Check out the lecture notes at http://www.cs.columbia.edu/~jae/4118/lect/L05-ipc.html.
This is an old question but one of the most interesting uses of semaphore is a read/write lock and it has not been explicitly mentioned.
The r/w locks works in simple fashion: consume one permit for a reader and all permits for writers.
Indeed, a trivial implementation of a r/w lock but requires metadata modification on read (actually twice) that can become a bottle neck, still significantly better than a mutex or lock.
Another downside is that writers can be started rather easily as well unless the semaphore is a fair one or the writes acquire permits in multiple requests, in such case they need an explicit mutex between themselves.
Further read:
Mutex is just a boolean while semaphore is a counter.
Both are used to lock part of code so it's not accessed by too many threads.
Example
lock.set()
a += 1
lock.unset()
Now if lock was a mutex, it means that it will always be locked or unlocked (a boolean under the surface) regardless how many threads try access the protected snippet of code. While locked, any other thread would just wait until it's unlocked/unset by the previous thread.
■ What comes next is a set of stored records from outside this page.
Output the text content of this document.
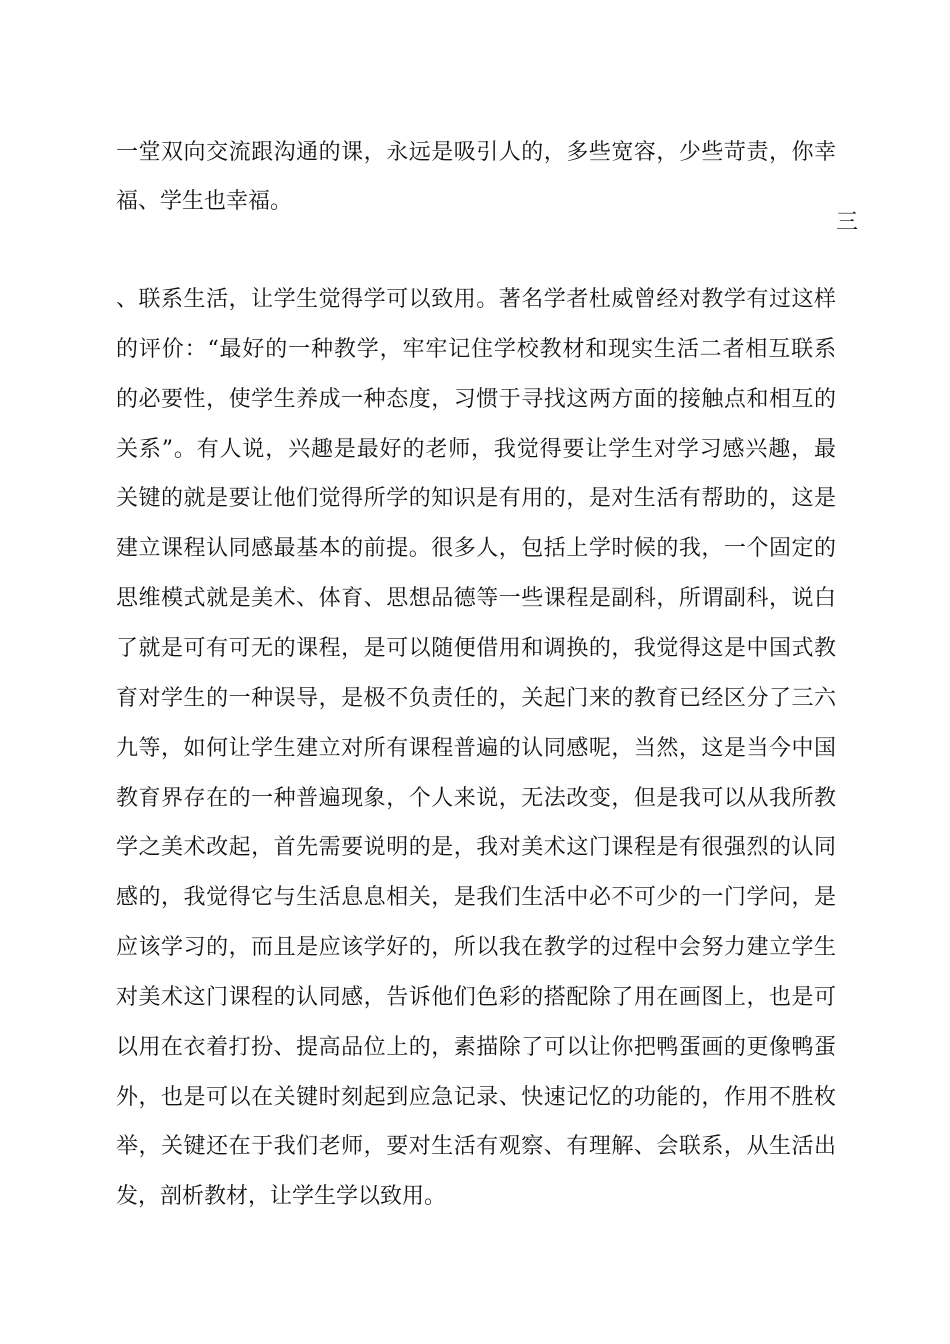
一堂双向交流跟沟通的课，永远是吸引人的，多些宽容，少些苛责，你幸
福、学生也幸福。
三
、联系生活，让学生觉得学可以致用。著名学者杜威曾经对教学有过这样
的评价：“最好的一种教学，牢牢记住学校教材和现实生活二者相互联系
的必要性，使学生养成一种态度，习惯于寻找这两方面的接触点和相互的
关系”。有人说，兴趣是最好的老师，我觉得要让学生对学习感兴趣，最
关键的就是要让他们觉得所学的知识是有用的，是对生活有帮助的，这是
建立课程认同感最基本的前提。很多人，包括上学时候的我，一个固定的
思维模式就是美术、体育、思想品德等一些课程是副科，所谓副科，说白
了就是可有可无的课程，是可以随便借用和调换的，我觉得这是中国式教
育对学生的一种误导，是极不负责任的，关起门来的教育已经区分了三六
九等，如何让学生建立对所有课程普遍的认同感呢，当然，这是当今中国
教育界存在的一种普遍现象，个人来说，无法改变，但是我可以从我所教
学之美术改起，首先需要说明的是，我对美术这门课程是有很强烈的认同
感的，我觉得它与生活息息相关，是我们生活中必不可少的一门学问，是
应该学习的，而且是应该学好的，所以我在教学的过程中会努力建立学生
对美术这门课程的认同感，告诉他们色彩的搭配除了用在画图上，也是可
以用在衣着打扮、提高品位上的，素描除了可以让你把鸭蛋画的更像鸭蛋
外，也是可以在关键时刻起到应急记录、快速记忆的功能的，作用不胜枚
举，关键还在于我们老师，要对生活有观察、有理解、会联系，从生活出
发，剖析教材，让学生学以致用。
Now imagine if instead lock was under the hood a counter with a predefined MAX value (say 2 for our example). Then if 2 threads try to access the resource, then lock would get its value increased to 2. If a 3rd thread then tried to access it, it would simply wait for the counter to go below 2 and so on.
If lock as a semaphore had a max of 1, then it would be acting exactly as a mutex.
A semaphore is a way to lock a resource so that it is guaranteed that while a piece of code is executed, only this piece of code has access to that resource. This keeps two threads from concurrently accesing a resource, which can cause problems.